Como os acabo de comentar, en Cap Vermell Grand Hotel nos propusimos implementar esta filosofía en el año 2022 como una forma de diferenciarnos. Pero este año, celebrando el 10º aniversario de la apertura del hotel, hemos decidido dar un paso más allá. Hemos reforzado esta figura y, a día de hoy, contamos con dos profesionales que encarnan perfectamente este concepto: @Tomeu Llull y Daniel Mingorance. Y, además, hemos tomado una decisión que ha marcado un antes y un después: integrar la función del Anfitrión dentro del departamento de Calidad.
¿Por qué?
Porque el anfitrión es quien está más cerca del cliente. Quien escucha sin filtros. Quien percibe matices que ningún informe refleja.
Esto les habilita para tener una comunicación transversal con todos los departamentos del hotel, detectar desviaciones en nuestros estándares en tiempo real y, lo más importante, activar soluciones inmediatas.
El resultado, tras estas primeras semanas con esta nueva estructura, está siendo claro: una mejora significativa en la gestión de incidencias, una mayor agilidad operativa y un impacto directo en los índices de satisfacción del cliente. Pero más allá de los datos, hay algo que para mí tiene aún más valor: La fidelización real de nuestros clientes.
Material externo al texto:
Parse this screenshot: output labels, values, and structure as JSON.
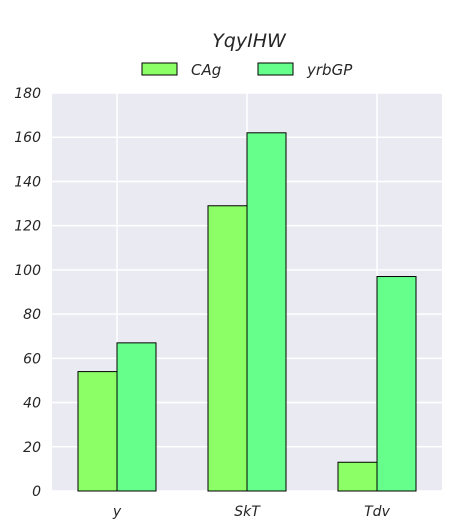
{
  "chart_data": {
    "type": "bar",
    "title": "YqyIHW",
    "xlabel": "",
    "ylabel": "",
    "categories": [
      "y",
      "SkT",
      "Tdv"
    ],
    "series": [
      {
        "name": "CAg",
        "values": [
          54,
          129,
          13
        ],
        "color": "#8cff66"
      },
      {
        "name": "yrbGP",
        "values": [
          67,
          162,
          97
        ],
        "color": "#66ff8c"
      }
    ],
    "ylim": [
      0,
      180
    ],
    "yticks": [
      "0",
      "20",
      "40",
      "60",
      "80",
      "100",
      "120",
      "140",
      "160",
      "180"
    ],
    "grid": true,
    "legend_position": "top-center",
    "background_color": "#eaeaf2"
  }
}
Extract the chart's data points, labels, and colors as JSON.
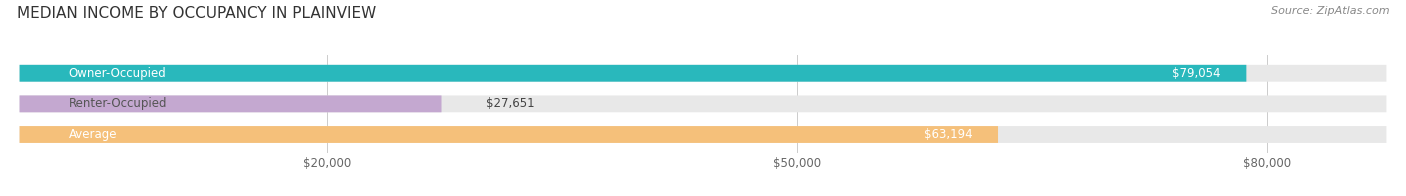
{
  "title": "MEDIAN INCOME BY OCCUPANCY IN PLAINVIEW",
  "source": "Source: ZipAtlas.com",
  "categories": [
    "Owner-Occupied",
    "Renter-Occupied",
    "Average"
  ],
  "values": [
    79054,
    27651,
    63194
  ],
  "bar_colors": [
    "#29b8bc",
    "#c4a8d0",
    "#f5c07a"
  ],
  "bar_bg_color": "#e8e8e8",
  "value_labels": [
    "$79,054",
    "$27,651",
    "$63,194"
  ],
  "xlim": [
    0,
    88000
  ],
  "xticks": [
    20000,
    50000,
    80000
  ],
  "xtick_labels": [
    "$20,000",
    "$50,000",
    "$80,000"
  ],
  "title_fontsize": 11,
  "label_fontsize": 8.5,
  "source_fontsize": 8,
  "background_color": "#ffffff"
}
Nuestros anfitriones no solo acompañan al cliente durante su estancia. Empiezan antes, contactando de forma proactiva con clientes repetidores, entendiendo su momento vital, sus expectativas y sus necesidades reales.
Y continúan después, cerrando el círculo de la experiencia. Hace unas semanas, una pareja que llevaba dos años sin visitarnos recibió una de estas llamadas. Durante la conversación, compartieron que habían atravesado problemas de salud que les habían impedido viajar.
Gracias a ese contacto humano —no automatizado, no protocolizado— pudimos entender su situación, adaptar la futura estancia a sus necesidades y, sobre todo, transmitirles algo esencial: que no eran una reserva, eran personas importantes para nosotros. Hoy, han reservado una estancia larga con nosotros. Esto no es un caso aislado… es el resultado de una forma de entender nuestro trabajo.
En un entorno donde muchas experiencias se han vuelto previsibles, incluso estandarizadas, creo firmemente que el verdadero lujo está evolucionando hacia algo mucho más complejo… y mucho más humano. El lujo del futuro no será el más perfecto sino que será el más auténtico. Y ahí, la figura del Anfitrión no sólo es un valor añadido ya que es quien está más cerca de lo único que realmente importa: nuestro cliente.
Trabajamos cada día con una ambición clara: entender mejor a cada persona que nos visita, anticiparnos a sus necesidades y convertir cada estancia en algo verdaderamente memorable. Porque la excelencia no es un objetivo, es una forma de entender cada día.